Impact of Insecticides on Cucumber Beetles (Coleoptera: Chrysomelidae) and Spider Predators in Watermelon and Corn

2019-12-02T17:33:35Z (GMT) by Ivan Grijalva

The primary goal of this research study was to provide updated pest management recommendations to growers, including the reduction of insecticide applications on a calendar basis by the use of pest economic thresholds, with the purpose of maximizing insecticide efficacy while minimizing the associated negative impacts on natural enemies and their ecosystem services.

Commercial watermelon (Citrullus lanatus) production in the Midwest typically relies on neonicotinoid and pyrethroid insecticides to manage insect pests, particularly striped and spotted cucumber beetles (Acalymma vittatum Fabricius and Diabrotica undecimpunctata howardi Barber, respectively).
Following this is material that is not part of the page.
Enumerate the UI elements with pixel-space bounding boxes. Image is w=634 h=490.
The role of arthropod predators in managing cucumber beetles is not well documented, and data on the effects of insecticides on predators in watermelon production are deficient. Common cucumber beetle predators include coccinellid beetles found on plants, ground-dwelling carabid beetles (Coleoptera: Carabidae) and spiders in several families that inhabit the soil surface in watermelon fields. I hypothesize that these generalist predators and the ecosystem services (e.g., pest predation) they provide are at risk from insecticides used for pest management without regard to economic thresholds. My study compared the effect of insecticide use on cucumber beetle pests, spider predators, collembola populations and field pest predation under two treatments: 1) watermelons treated with neonicotinoid soil drench and subsequent pyrethroid sprays, surrounded by corn with neonicotinoid-treated seeds (Conventional), and 2) watermelons treated only with pyrethroid spray when economic thresholds were reached, surrounded by corn with untreated seeds (IPM).
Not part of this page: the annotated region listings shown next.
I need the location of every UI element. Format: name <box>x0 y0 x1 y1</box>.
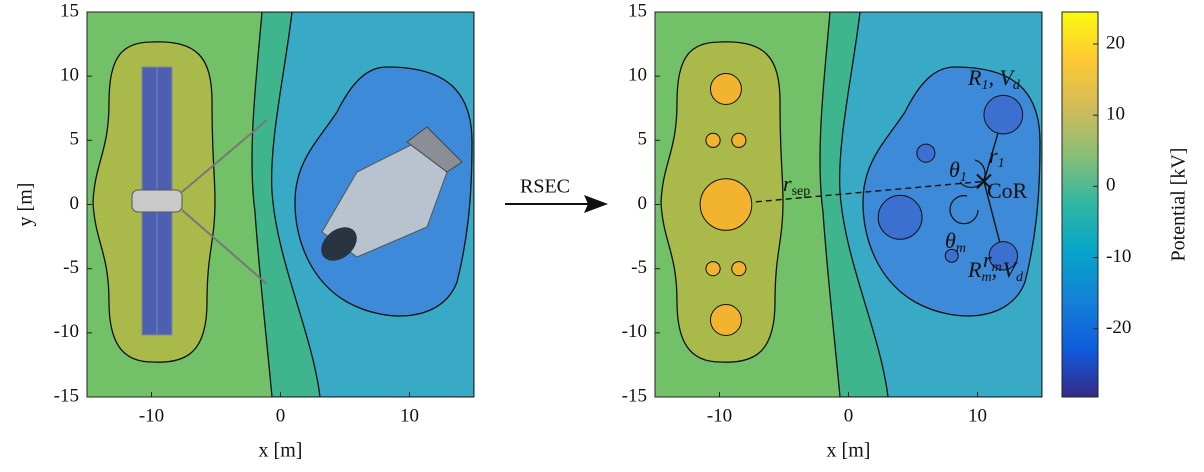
charge <box>700 179 752 231</box>
y-axis-label: y [m] <box>15 183 37 227</box>
annotation-subscript: sep <box>792 184 811 199</box>
charge <box>984 95 1023 134</box>
x-tick-label: 10 <box>968 405 987 426</box>
annotation-subscript: 1 <box>981 78 988 93</box>
charge <box>917 144 935 162</box>
colorbar: -20 -10 0 10 20 Potential [kV] <box>1062 12 1190 397</box>
annotation-text: , V <box>988 65 1015 90</box>
colorbar-tick-label: -20 <box>1106 317 1131 338</box>
annotation-text: R <box>967 65 982 90</box>
annotation: Rm, Vd <box>967 257 1024 285</box>
y-tick-label: 0 <box>638 193 648 214</box>
plot-left: -10 0 10 -15 -10 -5 0 5 10 15 x [m] y [m] <box>15 0 474 461</box>
x-tick-label: 0 <box>276 405 286 426</box>
x-axis-label: x [m] <box>827 440 871 462</box>
annotation-subscript: m <box>981 270 991 285</box>
y-tick-label: 10 <box>60 65 79 86</box>
charge <box>706 262 720 276</box>
colorbar-tick-label: 10 <box>1106 104 1125 125</box>
x-tick-label: 10 <box>400 405 419 426</box>
page: -10010-15-10-5051015x [m]y [m] -10010-15… <box>0 0 1204 472</box>
annotation-text: θ <box>945 228 956 253</box>
y-tick-label: -15 <box>622 385 647 406</box>
annotation: CoR <box>987 178 1028 203</box>
annotation: R1, Vd <box>967 65 1021 93</box>
y-tick-label: 0 <box>70 193 80 214</box>
charge <box>710 74 741 105</box>
y-tick-label: -10 <box>54 321 79 342</box>
x-tick-label: -10 <box>707 405 732 426</box>
charge <box>732 262 746 276</box>
rsec-arrow: RSEC <box>505 176 608 213</box>
annotation-subscript: d <box>1016 270 1024 285</box>
annotation-text: R <box>967 257 982 282</box>
y-tick-label: 15 <box>628 0 647 21</box>
y-tick-label: -5 <box>631 257 647 278</box>
charge <box>706 133 720 147</box>
colorbar-tick-label: 0 <box>1106 175 1116 196</box>
colorbar-tick-label: 20 <box>1106 32 1125 53</box>
charge <box>710 305 741 336</box>
y-tick-label: -15 <box>54 385 79 406</box>
y-tick-label: 10 <box>628 65 647 86</box>
y-tick-label: -10 <box>622 321 647 342</box>
annotation-text: θ <box>949 157 960 182</box>
annotation-subscript: m <box>956 241 966 256</box>
y-tick-label: 15 <box>60 0 79 21</box>
annotation-text: CoR <box>987 178 1028 203</box>
y-tick-label: -5 <box>63 257 79 278</box>
arrow-label: RSEC <box>520 176 570 198</box>
x-tick-label: 0 <box>844 405 854 426</box>
colorbar-gradient <box>1062 12 1098 397</box>
colorbar-tick-label: -10 <box>1106 246 1131 267</box>
annotation-subscript: d <box>1013 78 1021 93</box>
colorbar-label: Potential [kV] <box>1168 148 1190 262</box>
figure: -10010-15-10-5051015x [m]y [m] -10010-15… <box>0 0 1204 472</box>
x-axis-label: x [m] <box>259 440 303 462</box>
x-tick-label: -10 <box>139 405 164 426</box>
annotation-subscript: 1 <box>998 156 1005 171</box>
annotation-text: , V <box>992 257 1019 282</box>
annotation-subscript: 1 <box>960 170 967 185</box>
charge <box>732 133 746 147</box>
y-tick-label: 5 <box>70 129 80 150</box>
charge <box>878 195 922 239</box>
y-tick-label: 5 <box>638 129 648 150</box>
The frequent application of insecticides decreased cucumber beetles in the watermelon plots managed with Conventional pest management; however, they also reduced spider predators, collembola densities, and field pests predation measurements, possibly due to the subsequent pyrethroids applications during the growing season. In addition, our study showed that neonicotinoid seed treatment in corn had no negative impact on any of the above-mentioned response variables measured.

Ultimately, following an IPM strategy and the use of pest monitoring helped to reduce unnecessary insecticides applications, conservation of pest regulatory services provided by natural enemies, and possibly less ecological impact to manage significant insect pests in watermelon plots.